Actually, I think Replay TV's Hive Mind did exactly what you are suggesting. 'Not an industry first, at all.



Omikron said:


> Thoughts?


I think the members of CableLabswould allow themselves to be boiled in oil before they would allow this on a CableCard certified machine.


----------



## lrhorer (Aug 31, 2003)

Videodrome said:


> Well with True2way coming soon, they could 4 tuners built in, But i like the idea of adding tuners via usb or something. It would better they had expansion modules.


Other than cost, there is nothing preventing the Series III platform from supporting 4 or 6 tuners.


----------



## Videodrome (Jun 20, 2008)

lrhorer said:


> Other than cost, there is nothing preventing the Series III platform from supporting 4 or 6 tuners.


Ideally 4 tuners is whats needed.


----------



## LostCluster (Feb 11, 2002)

MRV's limits are designed to keep multi-family dwellings like dorms and apartments from having every TiVo in the building in the group.


----------



## lrhorer (Aug 31, 2003)

LostCluster said:


> MRV's limits are designed to keep multi-family dwellings like dorms and apartments from having every TiVo in the building in the group.


Just how do you reach that conclusion?


----------



## waldo143 (Nov 29, 2004)

I agree, how do you come up with the MRV limitation conclusion? MRV would still require the same account KEY and I beleive there is still a 5 TiVo limit per account so pooling is not completly out of the question. I for one would love this feature as I need 4 tuners but also want 2 TiVo, living roon and bedroom. I am currently figuring out which TiVO will record which show due to overlaps and will need to duplicate season passes, where is a pooled MPL or season pass were available the TiVo could do it for me and just recored it to the appropiate box.
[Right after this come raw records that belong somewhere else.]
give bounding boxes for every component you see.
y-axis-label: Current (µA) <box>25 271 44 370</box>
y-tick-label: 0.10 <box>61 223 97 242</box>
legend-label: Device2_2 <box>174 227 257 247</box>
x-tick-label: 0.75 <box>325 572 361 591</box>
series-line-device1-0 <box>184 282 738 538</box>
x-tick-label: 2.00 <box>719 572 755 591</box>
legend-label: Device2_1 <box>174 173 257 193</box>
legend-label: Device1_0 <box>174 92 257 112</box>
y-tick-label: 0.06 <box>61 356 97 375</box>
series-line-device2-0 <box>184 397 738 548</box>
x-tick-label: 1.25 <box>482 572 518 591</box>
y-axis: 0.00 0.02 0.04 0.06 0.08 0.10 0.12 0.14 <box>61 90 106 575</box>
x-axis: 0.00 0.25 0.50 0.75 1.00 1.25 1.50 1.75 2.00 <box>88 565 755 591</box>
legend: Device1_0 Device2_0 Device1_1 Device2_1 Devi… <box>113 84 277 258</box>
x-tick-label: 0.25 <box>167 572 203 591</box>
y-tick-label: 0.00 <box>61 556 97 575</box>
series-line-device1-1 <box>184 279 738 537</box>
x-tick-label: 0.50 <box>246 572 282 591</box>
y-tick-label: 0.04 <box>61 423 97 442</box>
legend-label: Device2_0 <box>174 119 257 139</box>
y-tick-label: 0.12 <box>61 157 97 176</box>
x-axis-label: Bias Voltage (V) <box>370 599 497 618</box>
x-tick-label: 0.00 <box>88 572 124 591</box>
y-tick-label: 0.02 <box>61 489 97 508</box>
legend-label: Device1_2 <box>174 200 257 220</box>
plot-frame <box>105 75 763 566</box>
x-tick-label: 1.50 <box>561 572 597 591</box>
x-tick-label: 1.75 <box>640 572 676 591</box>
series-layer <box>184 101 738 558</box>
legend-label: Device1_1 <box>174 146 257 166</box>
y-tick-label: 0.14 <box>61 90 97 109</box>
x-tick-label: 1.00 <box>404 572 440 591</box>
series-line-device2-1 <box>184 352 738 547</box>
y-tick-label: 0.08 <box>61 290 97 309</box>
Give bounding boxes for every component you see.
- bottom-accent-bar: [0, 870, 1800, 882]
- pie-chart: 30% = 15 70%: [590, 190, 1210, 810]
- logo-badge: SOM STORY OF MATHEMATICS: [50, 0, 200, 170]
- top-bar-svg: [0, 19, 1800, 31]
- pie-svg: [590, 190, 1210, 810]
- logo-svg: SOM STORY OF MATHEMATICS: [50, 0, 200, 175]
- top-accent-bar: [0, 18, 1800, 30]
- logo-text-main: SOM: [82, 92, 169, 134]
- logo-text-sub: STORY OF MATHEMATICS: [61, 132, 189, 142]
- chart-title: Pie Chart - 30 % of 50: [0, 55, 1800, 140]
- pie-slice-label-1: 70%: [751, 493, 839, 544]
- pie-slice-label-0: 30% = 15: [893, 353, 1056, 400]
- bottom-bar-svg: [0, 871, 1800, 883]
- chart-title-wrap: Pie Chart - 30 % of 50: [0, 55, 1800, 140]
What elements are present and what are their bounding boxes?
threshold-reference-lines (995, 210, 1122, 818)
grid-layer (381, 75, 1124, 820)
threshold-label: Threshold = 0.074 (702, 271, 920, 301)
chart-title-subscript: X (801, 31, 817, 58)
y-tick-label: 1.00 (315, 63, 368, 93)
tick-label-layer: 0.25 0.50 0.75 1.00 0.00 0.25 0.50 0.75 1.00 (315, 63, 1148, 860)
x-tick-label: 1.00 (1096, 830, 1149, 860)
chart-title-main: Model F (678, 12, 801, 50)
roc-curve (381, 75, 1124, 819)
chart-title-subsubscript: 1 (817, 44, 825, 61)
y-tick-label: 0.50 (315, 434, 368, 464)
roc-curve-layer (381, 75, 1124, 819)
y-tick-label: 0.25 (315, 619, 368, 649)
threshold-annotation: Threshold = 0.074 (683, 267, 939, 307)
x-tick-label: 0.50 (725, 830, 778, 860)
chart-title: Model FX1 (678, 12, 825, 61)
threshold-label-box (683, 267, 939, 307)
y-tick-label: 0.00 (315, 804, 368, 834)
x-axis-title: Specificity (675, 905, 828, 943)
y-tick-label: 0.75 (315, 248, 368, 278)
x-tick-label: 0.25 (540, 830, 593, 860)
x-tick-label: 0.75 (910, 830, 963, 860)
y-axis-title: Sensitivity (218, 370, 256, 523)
The only consession the end user would have to make is by not really knowing which box a show is on that there would be more streaming/transferring if this was used but well worth it IMHO. Though I would make this an option for users to choose to enable or disable in case they dont want to use it.


----------



## lrhorer (Aug 31, 2003)

Videodrome said:


> Ideally 4 tuners is whats needed.


The suggestion on the table is co-operative scheduling of Series III Tivos, which automatically implies at least 4 tuners.


----------



## Videodrome (Jun 20, 2008)

lrhorer said:


> The suggestion on the table is co-operative scheduling of Series III Tivos, which automatically implies at least 4 tuners.


But you cant watch live tv, on another Tivo, do you get it now?


----------